El doctor Meléndez intercala el trabajo de mesero como maestro horario en el Instituto Técnico del Valle, donde da cursos de asistente de paciente y de farmacia. En junio pasado, al ver la escalada represiva del régimen Ortega-Murillo que cierra la salida electoral, el especialista se decidió a rentar la casa más grande. Siempre lo hace acompañado de otros tres exiliados, para compartir gastos, porque una de los martirios más fuertes de los nicas es el elevado precio de la vida en Costa Rica. Y el cambio no es por espacio, sino porque el doctor Meléndez tiene un plan: trasladar a su esposa y su hijo de seis años a vivir a San José próximamente. 

“Daniel Ortega no quiere abandonar el poder, mucho menos la Rosario, que es la que tiene más esperanza de mantenerse. Entonces estoy pensando en traer a la familia, porque ya son tres años que estamos distanciados. He estado recibiendo visitas de ellos, pero no es lo mismo tenerlos acá”, expresa. 

—¿Entonces ya renunció a Nicaragua, doctor?— le pregunto casi instintivamente.

—¡No, no, no… pienso que no estoy renunciando a Nicaragua, pero sí estoy aterrizando los pies sobre la tierra. No sabemos cuánto tiempo más puede el régimen estar en el poder. Yo necesito tal vez no rehacer mi vida, sino recomenzar nuevamente con mi hijo y mi esposa. Tenemos que darnos un chance. Tenía la esperanza centrada en el proceso electoral; que en noviembre iba a haber un cambio. Sin embargo, ya vimos el giro de 180 grados que hizo la dictadura al poner presos a todos los candidatos. Puso a los suyos en el Consejo Supremo Electoral, reformar la ley para que nada cambie, aprobó esas leyes absurdas, ha aumentado la represión y no va a dejar que la oposición retome el poder. 
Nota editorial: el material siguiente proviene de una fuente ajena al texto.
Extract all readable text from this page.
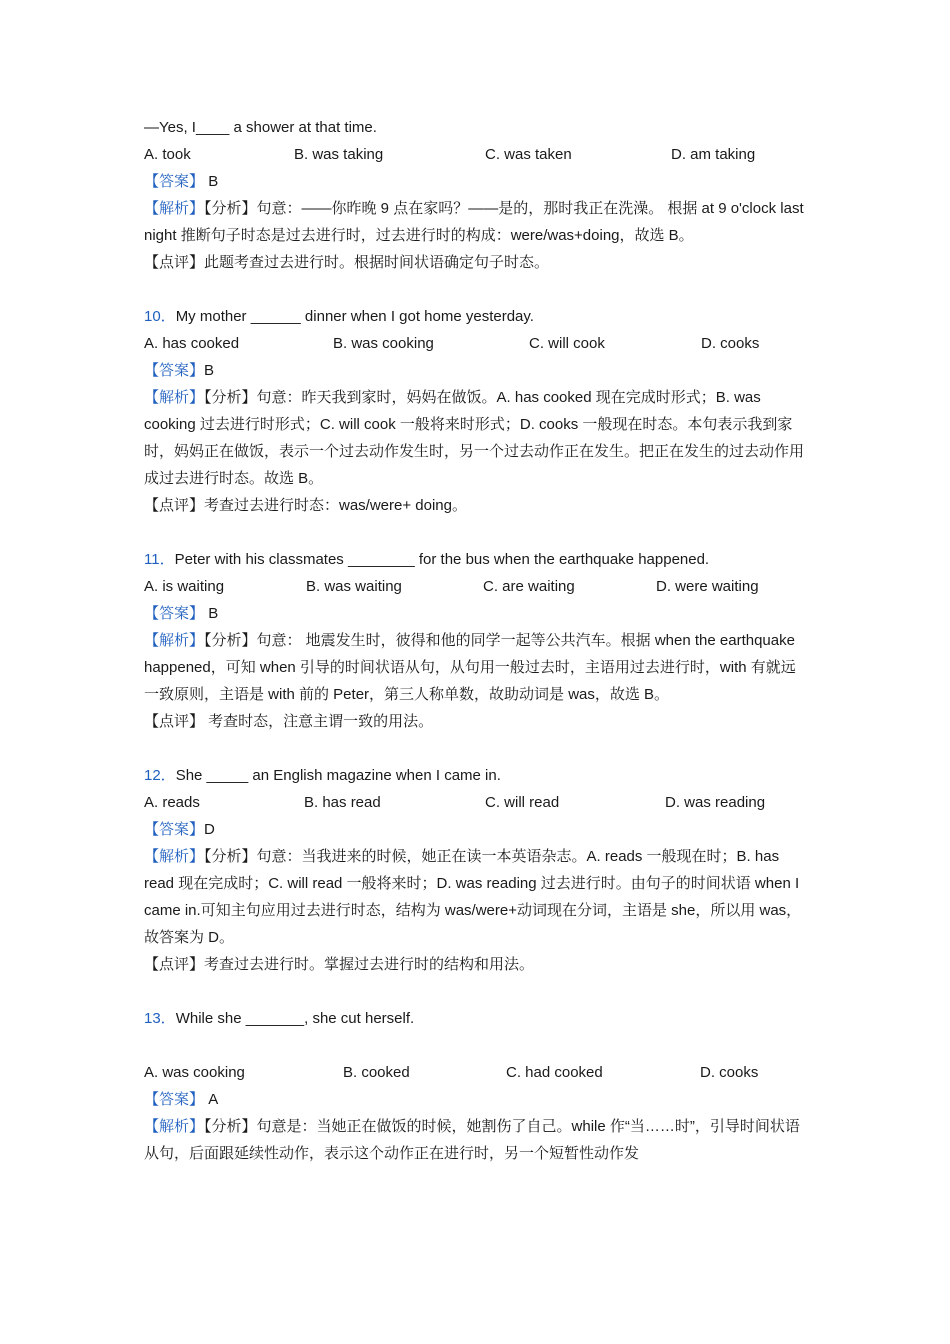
—Yes, I____ a shower at that time.
A. took	B. was taking	C. was taken	D. am taking
【答案】 B
【解析】【分析】句意：——你昨晚 9 点在家吗？——是的，那时我正在洗澡。 根据 at 9 o'clock last night 推断句子时态是过去进行时，过去进行时的构成：were/was+doing，故选 B。
【点评】此题考查过去进行时。根据时间状语确定句子时态。
10．My mother ______ dinner when I got home yesterday.
A. has cooked	B. was cooking	C. will cook	D. cooks
【答案】B
【解析】【分析】句意：昨天我到家时，妈妈在做饭。A. has cooked 现在完成时形式；B. was cooking 过去进行时形式；C. will cook 一般将来时形式；D. cooks 一般现在时态。本句表示我到家时，妈妈正在做饭，表示一个过去动作发生时，另一个过去动作正在发生。把正在发生的过去动作用成过去进行时态。故选 B。
【点评】考查过去进行时态：was/were+ doing。
11．Peter with his classmates ________ for the bus when the earthquake happened.
A. is waiting	B. was waiting	C. are waiting	D. were waiting
【答案】 B
【解析】【分析】句意： 地震发生时，彼得和他的同学一起等公共汽车。根据 when the earthquake happened，可知 when 引导的时间状语从句，从句用一般过去时，主语用过去进行时，with 有就远一致原则，主语是 with 前的 Peter，第三人称单数，故助动词是 was，故选 B。
【点评】 考查时态，注意主谓一致的用法。
12．She _____ an English magazine when I came in.
A. reads	B. has read	C. will read	D. was reading
【答案】D
【解析】【分析】句意：当我进来的时候，她正在读一本英语杂志。A. reads 一般现在时；B. has read 现在完成时；C. will read 一般将来时；D. was reading 过去进行时。由句子的时间状语 when I came in.可知主句应用过去进行时态，结构为 was/were+动词现在分词，主语是 she，所以用 was，故答案为 D。
【点评】考查过去进行时。掌握过去进行时的结构和用法。
13．While she _______, she cut herself.
A. was cooking	B. cooked	C. had cooked	D. cooks
【答案】 A
【解析】【分析】句意是：当她正在做饭的时候，她割伤了自己。while 作“当……时”，引导时间状语从句，后面跟延续性动作，表示这个动作正在进行时，另一个短暂性动作发
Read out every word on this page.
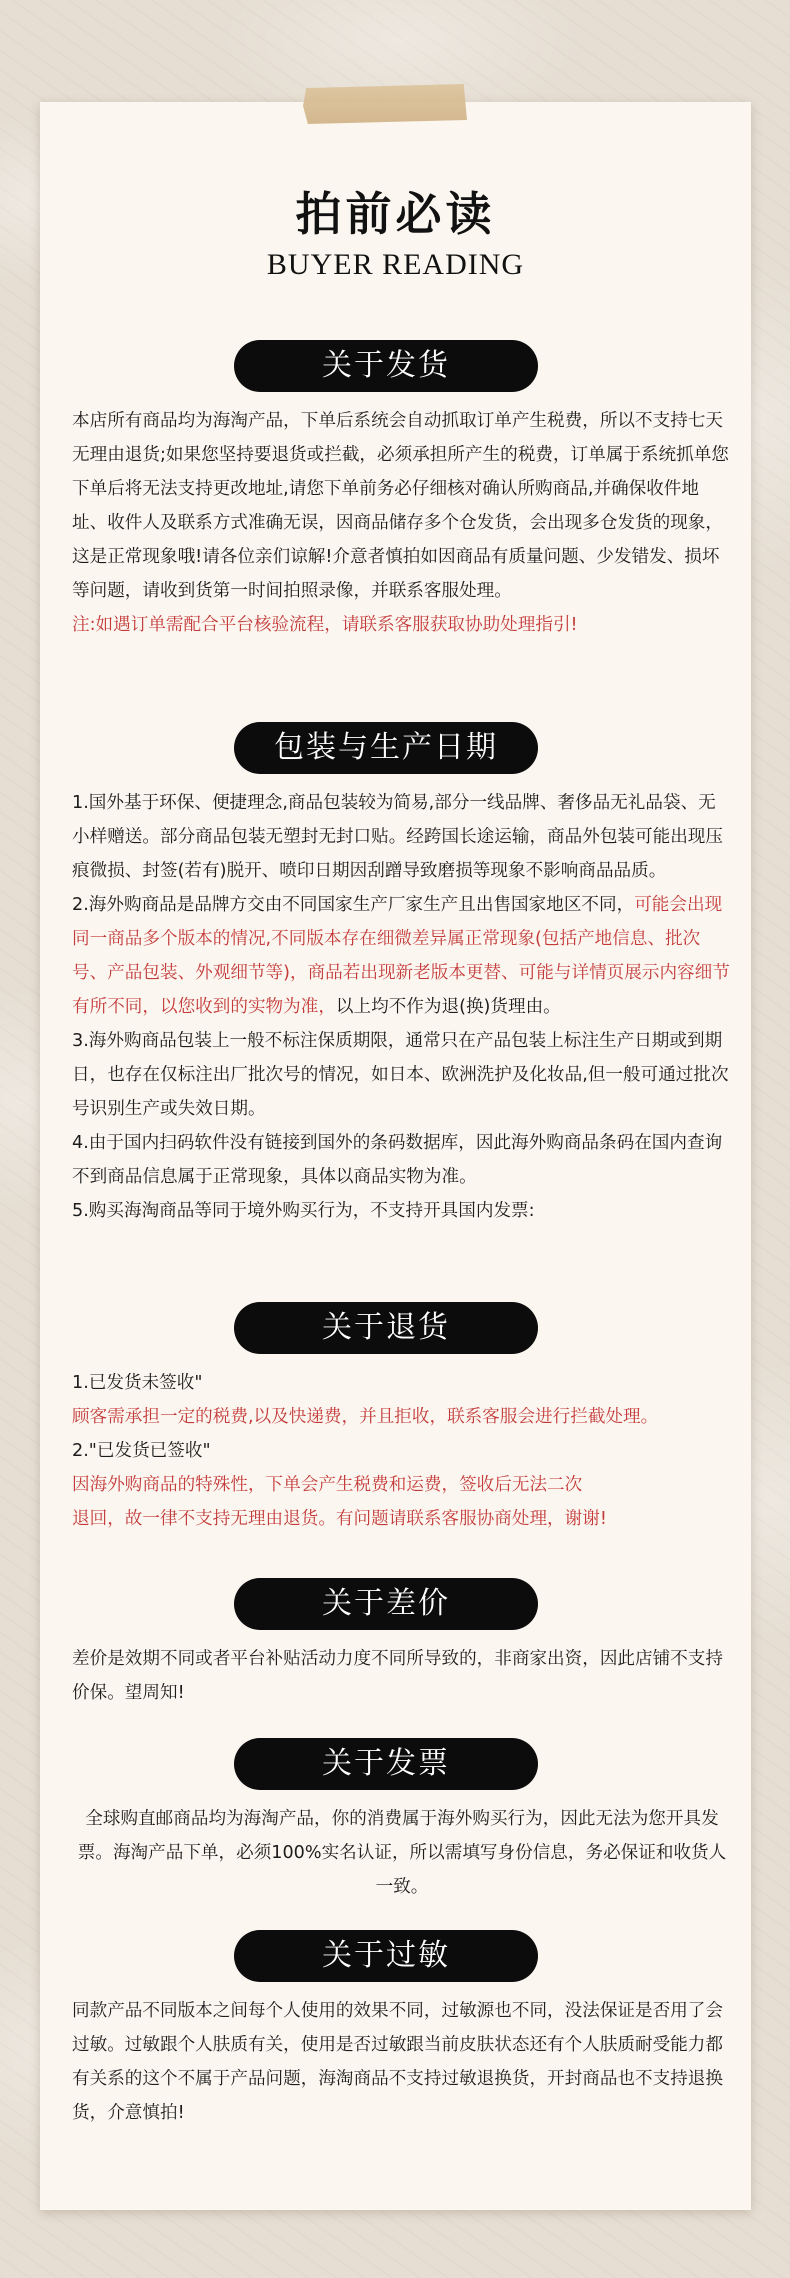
拍前必读
BUYER READING
关于发货

本店所有商品均为海淘产品，下单后系统会自动抓取订单产生税费，所以不支持七天无理由退货;如果您坚持要退货或拦截，必须承担所产生的税费，订单属于系统抓单您下单后将无法支持更改地址,请您下单前务必仔细核对确认所购商品,并确保收件地址、收件人及联系方式准确无误，因商品储存多个仓发货，会出现多仓发货的现象，这是正常现象哦!请各位亲们谅解!介意者慎拍如因商品有质量问题、少发错发、损坏等问题，请收到货第一时间拍照录像，并联系客服处理。

注:如遇订单需配合平台核验流程，请联系客服获取协助处理指引!

包装与生产日期

1.国外基于环保、便捷理念,商品包装较为简易,部分一线品牌、奢侈品无礼品袋、无小样赠送。部分商品包装无塑封无封口贴。经跨国长途运输，商品外包装可能出现压痕微损、封签(若有)脱开、喷印日期因刮蹭导致磨损等现象不影响商品品质。

2.海外购商品是品牌方交由不同国家生产厂家生产且出售国家地区不同，可能会出现同一商品多个版本的情况,不同版本存在细微差异属正常现象(包括产地信息、批次号、产品包装、外观细节等)，商品若出现新老版本更替、可能与详情页展示内容细节有所不同，以您收到的实物为准，以上均不作为退(换)货理由。

3.海外购商品包装上一般不标注保质期限，通常只在产品包装上标注生产日期或到期日，也存在仅标注出厂批次号的情况，如日本、欧洲洗护及化妆品,但一般可通过批次号识别生产或失效日期。

4.由于国内扫码软件没有链接到国外的条码数据库，因此海外购商品条码在国内查询不到商品信息属于正常现象，具体以商品实物为准。

5.购买海淘商品等同于境外购买行为，不支持开具国内发票:

关于退货

1.已发货未签收"

顾客需承担一定的税费,以及快递费，并且拒收，联系客服会进行拦截处理。

2."已发货已签收"

因海外购商品的特殊性，下单会产生税费和运费，签收后无法二次

退回，故一律不支持无理由退货。有问题请联系客服协商处理，谢谢!

关于差价

差价是效期不同或者平台补贴活动力度不同所导致的，非商家出资，因此店铺不支持价保。望周知!

关于发票

全球购直邮商品均为海淘产品，你的消费属于海外购买行为，因此无法为您开具发票。海淘产品下单，必须100%实名认证，所以需填写身份信息，务必保证和收货人一致。

关于过敏

同款产品不同版本之间每个人使用的效果不同，过敏源也不同，没法保证是否用了会过敏。过敏跟个人肤质有关，使用是否过敏跟当前皮肤状态还有个人肤质耐受能力都有关系的这个不属于产品问题，海淘商品不支持过敏退换货，开封商品也不支持退换货，介意慎拍!
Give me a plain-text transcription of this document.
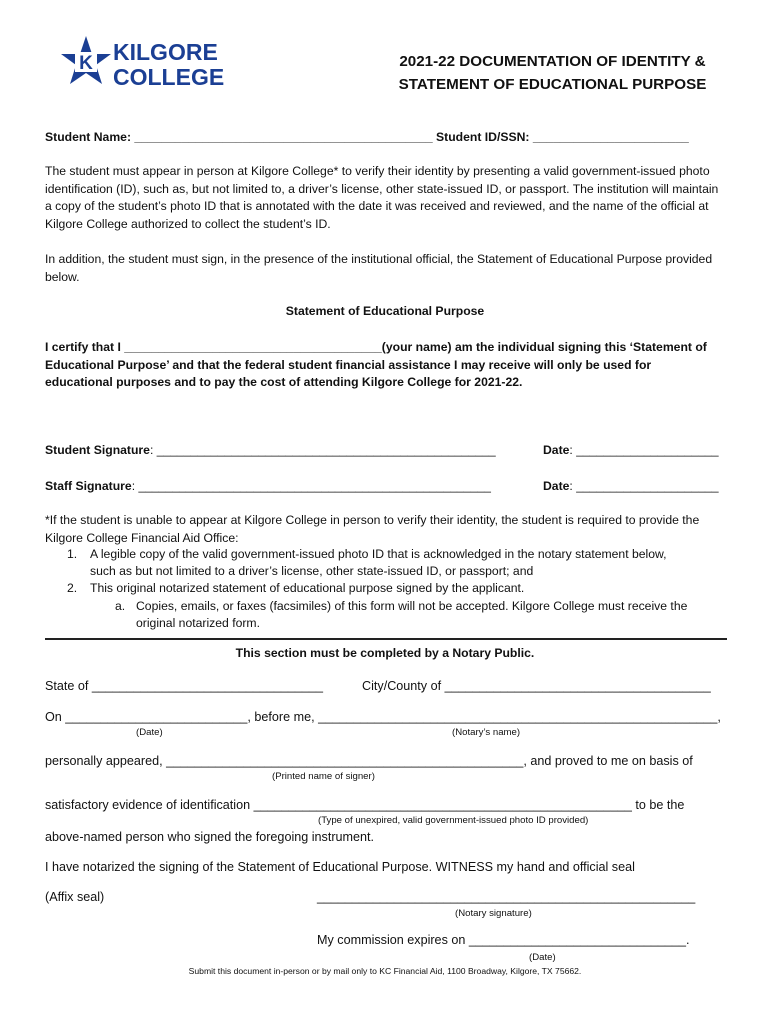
K KILGORE
COLLEGE
2021-22 DOCUMENTATION OF IDENTITY &
STATEMENT OF EDUCATIONAL PURPOSE
Student Name: ____________________________________________ Student ID/SSN: _______________________
The student must appear in person at Kilgore College* to verify their identity by presenting a valid government-issued photo identification (ID), such as, but not limited to, a driver’s license, other state-issued ID, or passport. The institution will maintain a copy of the student’s photo ID that is annotated with the date it was received and reviewed, and the name of the official at Kilgore College authorized to collect the student’s ID.
In addition, the student must sign, in the presence of the institutional official, the Statement of Educational Purpose provided below.
Statement of Educational Purpose
I certify that I ______________________________________(your name) am the individual signing this ‘Statement of Educational Purpose’ and that the federal student financial assistance I may receive will only be used for educational purposes and to pay the cost of attending Kilgore College for 2021-22.
Student Signature: __________________________________________________	Date: _____________________
Staff Signature: ____________________________________________________	Date: _____________________
*If the student is unable to appear at Kilgore College in person to verify their identity, the student is required to provide the Kilgore College Financial Aid Office:
1. A legible copy of the valid government-issued photo ID that is acknowledged in the notary statement below,
such as but not limited to a driver’s license, other state-issued ID, or passport; and
2. This original notarized statement of educational purpose signed by the applicant.
a. Copies, emails, or faxes (facsimiles) of this form will not be accepted. Kilgore College must receive the
original notarized form.
This section must be completed by a Notary Public.
State of _________________________________	City/County of ______________________________________
On __________________________, before me, _________________________________________________________,
(Date)	(Notary’s name)
personally appeared, ___________________________________________________, and proved to me on basis of
(Printed name of signer)
satisfactory evidence of identification ______________________________________________________ to be the
(Type of unexpired, valid government-issued photo ID provided)
above-named person who signed the foregoing instrument.
I have notarized the signing of the Statement of Educational Purpose. WITNESS my hand and official seal
(Affix seal)	______________________________________________________
(Notary signature)
My commission expires on _______________________________.
(Date)
Submit this document in-person or by mail only to KC Financial Aid, 1100 Broadway, Kilgore, TX 75662.
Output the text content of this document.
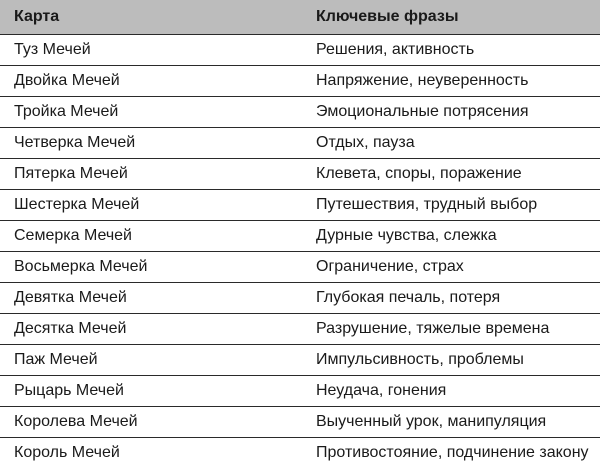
Карта	Ключевые фразы
Туз Мечей	Решения, активность
Двойка Мечей	Напряжение, неуверенность
Тройка Мечей	Эмоциональные потрясения
Четверка Мечей	Отдых, пауза
Пятерка Мечей	Клевета, споры, поражение
Шестерка Мечей	Путешествия, трудный выбор
Семерка Мечей	Дурные чувства, слежка
Восьмерка Мечей	Ограничение, страх
Девятка Мечей	Глубокая печаль, потеря
Десятка Мечей	Разрушение, тяжелые времена
Паж Мечей	Импульсивность, проблемы
Рыцарь Мечей	Неудача, гонения
Королева Мечей	Выученный урок, манипуляция
Король Мечей	Противостояние, подчинение закону
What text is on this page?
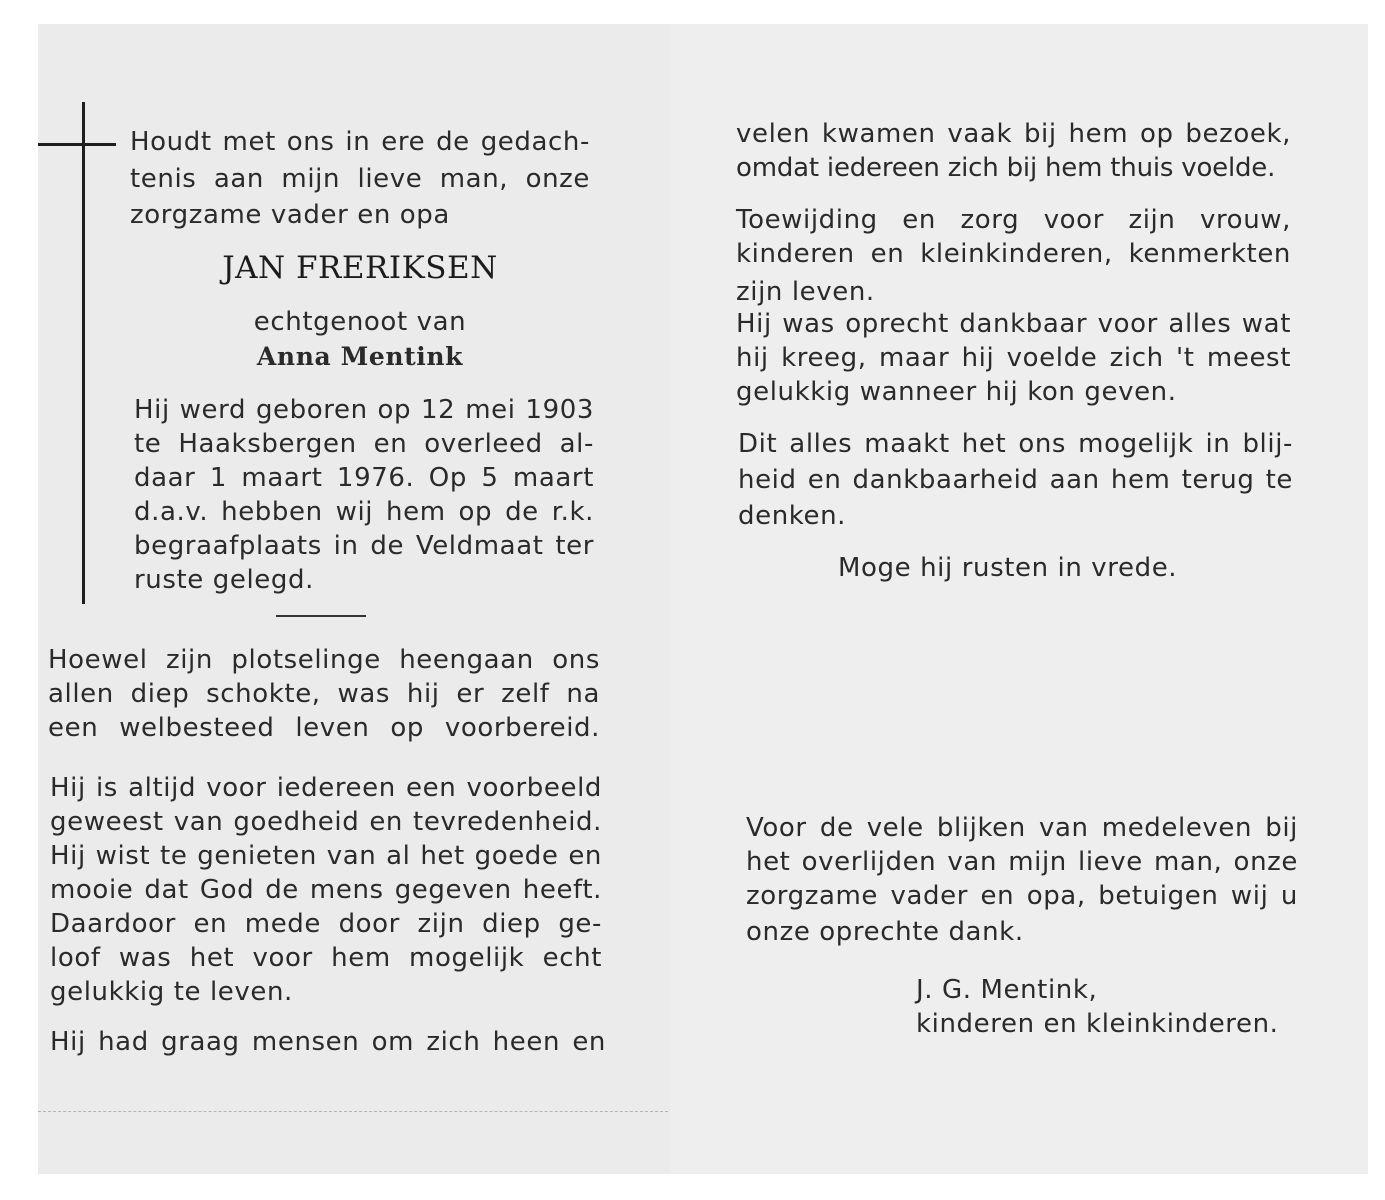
Houdt met ons in ere de gedach-

tenis aan mijn lieve man, onze

zorgzame vader en opa

JAN FRERIKSEN

echtgenoot van

Anna Mentink

Hij werd geboren op 12 mei 1903

te Haaksbergen en overleed al-

daar 1 maart 1976. Op 5 maart

d.a.v. hebben wij hem op de r.k.

begraafplaats in de Veldmaat ter

ruste gelegd.

Hoewel zijn plotselinge heengaan ons

allen diep schokte, was hij er zelf na

een welbesteed leven op voorbereid.

Hij is altijd voor iedereen een voorbeeld

geweest van goedheid en tevredenheid.

Hij wist te genieten van al het goede en

mooie dat God de mens gegeven heeft.

Daardoor en mede door zijn diep ge-

loof was het voor hem mogelijk echt

gelukkig te leven.

Hij had graag mensen om zich heen en

velen kwamen vaak bij hem op bezoek,

omdat iedereen zich bij hem thuis voelde.

Toewijding en zorg voor zijn vrouw,

kinderen en kleinkinderen, kenmerkten

zijn leven.

Hij was oprecht dankbaar voor alles wat

hij kreeg, maar hij voelde zich 't meest

gelukkig wanneer hij kon geven.

Dit alles maakt het ons mogelijk in blij-

heid en dankbaarheid aan hem terug te

denken.

Moge hij rusten in vrede.

Voor de vele blijken van medeleven bij

het overlijden van mijn lieve man, onze

zorgzame vader en opa, betuigen wij u

onze oprechte dank.

J. G. Mentink,

kinderen en kleinkinderen.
(Las declaraciones del doctor Meléndez adquieren grado pitoniso mientras escribo este reportaje. Una semana después, a finales de julio, la Asamblea Nacional del régimen sandinista canceló la personería jurídica a 24 oenegés, en su mayoría asociaciones médicas, como represalia a las denuncias de los médicos sobre la negligencia y el manejo de la pandemia. A la postre, varios especialistas han sido amenazados por el MINSA con la ley de ciberdelitos y cancelarles sus licencias si siguen informando sobre el virus. En Nicaragua no hay lugar para médicos críticos. Es lo que tiene muy claro el doctor Meléndez). 

El doctor Meléndez tiene como fondo de pantalla de su computadora a su hijo menor. Foto: Divergentes.

—Yo creo que el 80% de los exiliados que estamos en Costa Rica queremos regresar a nuestro país— dice el doctor Meléndez en tono solemne. 

—¿Eso no es contradictorio si dice que está en modo exilio de largo plazo? 

—Te pongo mi ejemplo personal: yo tenía visa gringa cuando vine, mi hermano vive en Estados Unidos y tengo amigos en Canadá que me han dicho que me vaya de aquí. Y esa es la gran diferencia de los exiliados en Estados Unidos y Europa: ellos ya no quieren regresar…. Pero quienes nos hemos quedado aquí, en Costa Rica, es porque todavía tenemos fe que puede haber un cambio en Nicaragua y estamos a pocos kilómetros de distancia nada más. 

Al final, el doctor Meléndez no es distinto a los exiliados con dolor de patria. Han apaciguado ese sentimiento, pero siempre la esperanza del retorno queda latente. Pero indagando en sus razones personales, hay una motivación aún más grande para quedarse en Costa Rica y rentar una casa más espaciosa, tomando en cuenta la facilidad para legalizar un estatus de refugiado: su hijo de seis años. Cuando dejó al pequeño en Nicaragua, todavía era un niño que cabía en sus brazos. Es un desasosiego palpable cuando mira el salvapantalla de su laptop: el niño sopla una vuvuzela, ataviado con una bandera azul y blanco con un cintillo que reza: ‘¡Viva Nicaragua libre!’. “Estoy harto de verlo crecer a través de videollamada. Ya no quiero eso”, confiesa el médico.